As K. G. George narrates the tragedies that these women who adorn typical traditional roles assigned for them, he reveals the narrow and limited spaces that they enjoy in our utterly patriarchal society:
They are not free to travel and it is determined by factors other than their own (While Alice and Vaasanthi has to race against time and odds to reach back home before it is too dark, Ammini never ventures out at all). They do not have a say in the decisions that are made in the house, especially regarding money and their sexuality. Alice and Ammini are Maamachan Mothalali’s virtual slaves and Vaasanthi is subservient despite being sole the bread winner. Alice has often been pimped by her own husband for his material needs and turned into a bitter woman. She spends much of her time in front of the mirror (why?). Vaasanthi is molested by her own husband irrespective of the circumstances (He even jokes her illness as a craving for sex). Ammini is raped by Maamachan. The expression in her face when Maamachan approaches her reveals that she has no say nor choice. That she is silent in her reactions, even on the day after she was raped says enough and more about her freedom and rights. There is not much difference in the case of Alice and Vaasanthi either.

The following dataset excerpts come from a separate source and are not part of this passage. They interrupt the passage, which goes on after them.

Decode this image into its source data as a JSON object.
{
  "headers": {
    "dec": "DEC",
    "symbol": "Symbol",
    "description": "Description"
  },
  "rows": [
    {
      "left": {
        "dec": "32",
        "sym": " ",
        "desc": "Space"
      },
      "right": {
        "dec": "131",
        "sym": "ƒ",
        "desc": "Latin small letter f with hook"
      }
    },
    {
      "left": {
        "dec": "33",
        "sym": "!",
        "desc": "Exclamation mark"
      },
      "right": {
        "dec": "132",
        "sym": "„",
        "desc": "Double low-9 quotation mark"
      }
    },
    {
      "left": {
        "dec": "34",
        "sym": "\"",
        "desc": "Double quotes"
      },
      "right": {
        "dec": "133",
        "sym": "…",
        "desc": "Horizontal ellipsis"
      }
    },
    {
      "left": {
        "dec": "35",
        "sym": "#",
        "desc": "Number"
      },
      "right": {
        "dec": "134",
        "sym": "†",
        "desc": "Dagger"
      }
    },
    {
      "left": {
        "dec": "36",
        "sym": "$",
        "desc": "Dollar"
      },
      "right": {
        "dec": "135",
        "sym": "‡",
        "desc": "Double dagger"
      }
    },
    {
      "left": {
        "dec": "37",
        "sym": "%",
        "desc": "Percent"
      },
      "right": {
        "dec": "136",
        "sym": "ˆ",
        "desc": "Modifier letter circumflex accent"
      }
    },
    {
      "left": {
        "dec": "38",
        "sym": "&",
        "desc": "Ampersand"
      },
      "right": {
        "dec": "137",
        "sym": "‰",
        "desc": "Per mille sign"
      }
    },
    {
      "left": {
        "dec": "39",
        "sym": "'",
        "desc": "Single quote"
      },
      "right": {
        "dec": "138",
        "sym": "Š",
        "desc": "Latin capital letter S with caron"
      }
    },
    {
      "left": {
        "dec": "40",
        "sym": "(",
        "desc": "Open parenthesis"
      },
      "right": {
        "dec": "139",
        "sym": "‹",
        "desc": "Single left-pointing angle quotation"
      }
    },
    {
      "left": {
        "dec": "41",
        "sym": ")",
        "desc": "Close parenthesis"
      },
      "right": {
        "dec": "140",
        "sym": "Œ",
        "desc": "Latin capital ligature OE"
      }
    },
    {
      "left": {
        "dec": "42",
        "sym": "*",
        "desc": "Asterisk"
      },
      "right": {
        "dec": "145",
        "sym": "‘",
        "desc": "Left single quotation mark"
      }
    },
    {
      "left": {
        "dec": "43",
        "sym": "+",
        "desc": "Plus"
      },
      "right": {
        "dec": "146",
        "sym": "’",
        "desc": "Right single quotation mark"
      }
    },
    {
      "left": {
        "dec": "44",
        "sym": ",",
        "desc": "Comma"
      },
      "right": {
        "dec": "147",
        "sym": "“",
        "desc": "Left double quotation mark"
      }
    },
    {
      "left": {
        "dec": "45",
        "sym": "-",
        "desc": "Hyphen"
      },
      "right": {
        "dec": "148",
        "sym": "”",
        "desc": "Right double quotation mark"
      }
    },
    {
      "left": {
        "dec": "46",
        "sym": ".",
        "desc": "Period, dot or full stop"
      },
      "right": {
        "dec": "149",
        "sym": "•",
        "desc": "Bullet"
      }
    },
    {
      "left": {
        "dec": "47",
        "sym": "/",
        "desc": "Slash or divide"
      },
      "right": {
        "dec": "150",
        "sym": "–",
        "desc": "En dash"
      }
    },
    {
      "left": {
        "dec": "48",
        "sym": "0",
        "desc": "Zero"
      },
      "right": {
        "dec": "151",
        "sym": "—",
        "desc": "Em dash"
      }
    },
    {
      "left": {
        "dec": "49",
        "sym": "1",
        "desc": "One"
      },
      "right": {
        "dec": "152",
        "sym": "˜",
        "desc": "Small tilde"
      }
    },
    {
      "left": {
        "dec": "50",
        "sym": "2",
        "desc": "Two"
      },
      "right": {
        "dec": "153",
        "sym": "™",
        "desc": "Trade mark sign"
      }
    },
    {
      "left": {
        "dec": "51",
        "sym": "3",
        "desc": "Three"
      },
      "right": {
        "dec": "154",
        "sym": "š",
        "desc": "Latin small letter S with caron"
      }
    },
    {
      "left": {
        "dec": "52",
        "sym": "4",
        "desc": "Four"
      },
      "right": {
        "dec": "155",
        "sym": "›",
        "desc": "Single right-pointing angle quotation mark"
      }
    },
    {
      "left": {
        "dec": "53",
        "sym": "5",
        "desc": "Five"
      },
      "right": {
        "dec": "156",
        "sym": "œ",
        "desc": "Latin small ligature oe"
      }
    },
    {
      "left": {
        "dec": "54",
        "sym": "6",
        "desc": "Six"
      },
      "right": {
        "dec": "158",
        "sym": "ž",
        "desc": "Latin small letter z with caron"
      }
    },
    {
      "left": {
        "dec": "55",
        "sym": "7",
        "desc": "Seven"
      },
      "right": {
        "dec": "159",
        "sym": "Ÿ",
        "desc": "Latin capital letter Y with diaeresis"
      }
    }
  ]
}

Almost everything about the movie seems to be purposeful. Much of it is shot where such exploitations take place- the kitchen, the bedroom, the common space in either houses where all three women are always pushed to the background. Nisha’s character is also intriguing as a young girl brought up under the system in neglect. Maamachan also remarks why he should spend on educating her as she has to be married off to someone. Vaasanthi’s workplace is another interesting depiction- a male dominated space where there are ill intentional remarks about the wife of an NRI who dresses fashionably and jokes about Vaasanthi’s tiredness as an obvious case of pregnancy.
All the women in the movie are living with just a ray of hope. For Alice it is Jose, a young architect she has fallen in love with. For Ammini, it is that of a marriage (huh!), that too only if Maamachan feels empathetic. For Vaasanthi, it is that someday soon, her husband will quit drinking (because that is what makes him bad). And soon enough, it fades. Jose washes off his hands, Ammini is raped by Maamachan and eventually ends up at a rescue home (from Alice’s words, she is lucky to be still alive. Perhaps something which her silent suffering bought her) and Vaasanthi resorts to insanity.
Dejected by all, Alice commits suicide. Vaasanthi’s doctor explains to her husband that her problem is only minimal, that a joined effort from his part with little compassion and care is all that she needs. Next, we see her taken into the asylum. But Ammini, who has lost everything, unlike Alice and Vaasanthi who have more to hold on to, from the very bottom manages to emancipate herself and those around her. Shown surrealistically, she responds to the drumbeats and liberates them in a revolutionary manner and breaks through the fourth wall. K. G. George signs off by saying that such a narration, even as prolific as this, won’t be able to encompass women. That this movie is only indicative and not all of it.